Eugene McCarthy – Bigamy conviction. Old Bailey 1862

Eugene Plummer Macarthy’s conviction for bigamy at the Old Bailey is very brief

THIRD COURT.—Friday, August 22nd, 1862.


Before Mr. Common Serjeant.

Reference Number: t18620818-888

888. EUGENE PLUMBER M’CARTHY (44) , Feloniously marrying Mary Ann O’Brien, his wife being then alive; to which he

PLEADED GUILTY .— Confined One Week.

Reference Number: t18620818-889

889. EUGENE PLUMBER M’CARTHY was again indicted for feloniously marrying Emily Verling, his wife being then alive.

No evidence was offered for the prosecution.



There has to be some significance in the sentence only being a week.

This goes with Eugene Macarthy’s trial at the Middlesex Sessions on September 2, 1862 for the theft of books from the British Museum. One of the questions from that was who are  “Miss O’Bryen”, the wronged wife,  “Mr O’Bryen” her brother, and “Dr. O’Bryen, another brother,”. as the principal witnesses; the defence barrister censures  “the conduct of the O’Bryens in imputing matters which had nothing to do with the case.” Are they members of the family, and if they are who exactly are they?

There are alternative spellings of names M’Carthy/Macarthy, O’Brien/O’Bryen/O’Bryan but some solid indications they may be John Roche O’Bryen, his only surviving sister Mary Anne O’Bryen, and one of their brothers. The Times report spells all their surnames O’Bryen in its September report of the theft trial, but as O’Bryan in the bigamy indictment report of July 1862. The Old Bailey transcripts has Mary as “Mary Ann O’Brien”.   and  “Emily Verling,”  the name on the second indictment which is interesting.  Ellen Verling was the O’Bryens’ great aunt [their grandfather John Roche’s sister] and had a daughter who was also called Ellen, as well as at least two sons, James Roche Verling,  a naval surgeon, and Bartholomew Verling. The Times however calls her “Emily Reiley”, and refers to their marriage at St. James’s, Holloway.

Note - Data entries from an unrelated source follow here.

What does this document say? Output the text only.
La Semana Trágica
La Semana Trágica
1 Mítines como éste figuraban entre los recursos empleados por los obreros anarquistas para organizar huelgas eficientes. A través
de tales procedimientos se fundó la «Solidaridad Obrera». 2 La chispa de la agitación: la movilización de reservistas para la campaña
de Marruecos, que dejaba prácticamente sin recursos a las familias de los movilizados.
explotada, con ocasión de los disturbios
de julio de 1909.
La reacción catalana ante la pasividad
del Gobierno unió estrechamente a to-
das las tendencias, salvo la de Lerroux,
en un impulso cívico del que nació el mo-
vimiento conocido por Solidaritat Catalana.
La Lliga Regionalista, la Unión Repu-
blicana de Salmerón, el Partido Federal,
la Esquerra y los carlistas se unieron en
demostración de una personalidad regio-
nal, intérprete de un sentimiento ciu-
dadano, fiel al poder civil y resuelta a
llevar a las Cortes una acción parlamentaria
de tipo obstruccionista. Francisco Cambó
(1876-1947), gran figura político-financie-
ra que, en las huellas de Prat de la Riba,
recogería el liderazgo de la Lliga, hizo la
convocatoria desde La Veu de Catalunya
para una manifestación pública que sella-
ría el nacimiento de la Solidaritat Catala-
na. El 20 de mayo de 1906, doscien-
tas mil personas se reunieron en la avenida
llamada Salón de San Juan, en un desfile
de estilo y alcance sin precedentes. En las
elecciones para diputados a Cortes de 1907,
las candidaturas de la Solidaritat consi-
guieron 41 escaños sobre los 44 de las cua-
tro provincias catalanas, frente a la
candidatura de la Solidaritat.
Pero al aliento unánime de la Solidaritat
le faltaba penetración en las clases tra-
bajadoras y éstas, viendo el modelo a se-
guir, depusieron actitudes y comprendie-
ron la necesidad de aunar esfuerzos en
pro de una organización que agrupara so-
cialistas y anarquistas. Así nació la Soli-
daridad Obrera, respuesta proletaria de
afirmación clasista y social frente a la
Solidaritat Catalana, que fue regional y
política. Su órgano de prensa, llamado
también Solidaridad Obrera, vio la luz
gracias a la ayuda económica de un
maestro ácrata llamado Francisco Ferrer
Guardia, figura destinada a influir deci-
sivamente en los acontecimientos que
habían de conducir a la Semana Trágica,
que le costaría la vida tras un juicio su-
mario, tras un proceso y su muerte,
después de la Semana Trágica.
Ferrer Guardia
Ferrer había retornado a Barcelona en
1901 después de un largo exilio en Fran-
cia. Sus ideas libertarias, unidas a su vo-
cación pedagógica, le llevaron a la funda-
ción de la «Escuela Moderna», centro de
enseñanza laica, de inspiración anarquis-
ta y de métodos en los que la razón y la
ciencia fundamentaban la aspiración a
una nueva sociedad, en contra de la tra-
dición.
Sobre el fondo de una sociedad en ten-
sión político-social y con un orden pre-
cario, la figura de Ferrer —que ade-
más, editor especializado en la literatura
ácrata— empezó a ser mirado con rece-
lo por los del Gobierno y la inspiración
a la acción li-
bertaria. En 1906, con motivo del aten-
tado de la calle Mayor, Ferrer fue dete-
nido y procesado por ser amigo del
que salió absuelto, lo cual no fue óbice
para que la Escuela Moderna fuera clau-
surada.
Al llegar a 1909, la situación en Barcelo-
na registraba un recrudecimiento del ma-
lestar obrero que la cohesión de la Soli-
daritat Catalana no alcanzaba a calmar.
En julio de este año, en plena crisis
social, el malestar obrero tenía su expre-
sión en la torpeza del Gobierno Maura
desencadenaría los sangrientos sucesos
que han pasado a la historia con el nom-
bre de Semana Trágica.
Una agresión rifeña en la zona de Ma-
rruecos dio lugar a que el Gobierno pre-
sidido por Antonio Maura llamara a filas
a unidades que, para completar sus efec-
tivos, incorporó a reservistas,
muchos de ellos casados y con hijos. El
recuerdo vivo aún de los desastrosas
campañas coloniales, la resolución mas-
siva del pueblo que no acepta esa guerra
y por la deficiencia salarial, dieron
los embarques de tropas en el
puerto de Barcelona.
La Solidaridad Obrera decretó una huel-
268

The circumstantial evidence is begining to build up, but more comes from Eugene M’Carthy’s indictment for trial at Westminster Police Court, as reported in The Times  in July 1862. But in the meantime, the Cork Examiner is enthusiastic, but fairly sloppy in its reporting, just like it was in Pauline Roche’s case four years earlier. It manages to get Mary Anne’s name wrong, the places both weddings took place wrong, and the bigamous second marriage date ten years later than it happened. As well as moving it from Cork to Dublin.

The Cork Examiner, 17 July 1862


CHARGE OF BIGAMY—A MAN WITH THREE WIVES.—Eugene P. M’Carthy, a solicitor and public notary in Ireland, described as having no fixed residence, was charged with intermarrying with Catherine Craigh, otherwise Cree, his former wife, Mary Jane O’Brien, being still alive.

Mr. Stephen O’Brien, brother of the second wife, residing at Queenstown, produced papers proving the second marriage in July, 1854, at Dublin, and he further stated that the prisoner subsequently married Mary Ann Bunning, at St. James’s Church, Islington. The first marriage took place on the 29th of January, 1839.

Dr. James O’Brien, brother of the prosecutor, corroborated the evidence.

The prisoner was remanded for the attendance of the witnesses to attest the respective marriages.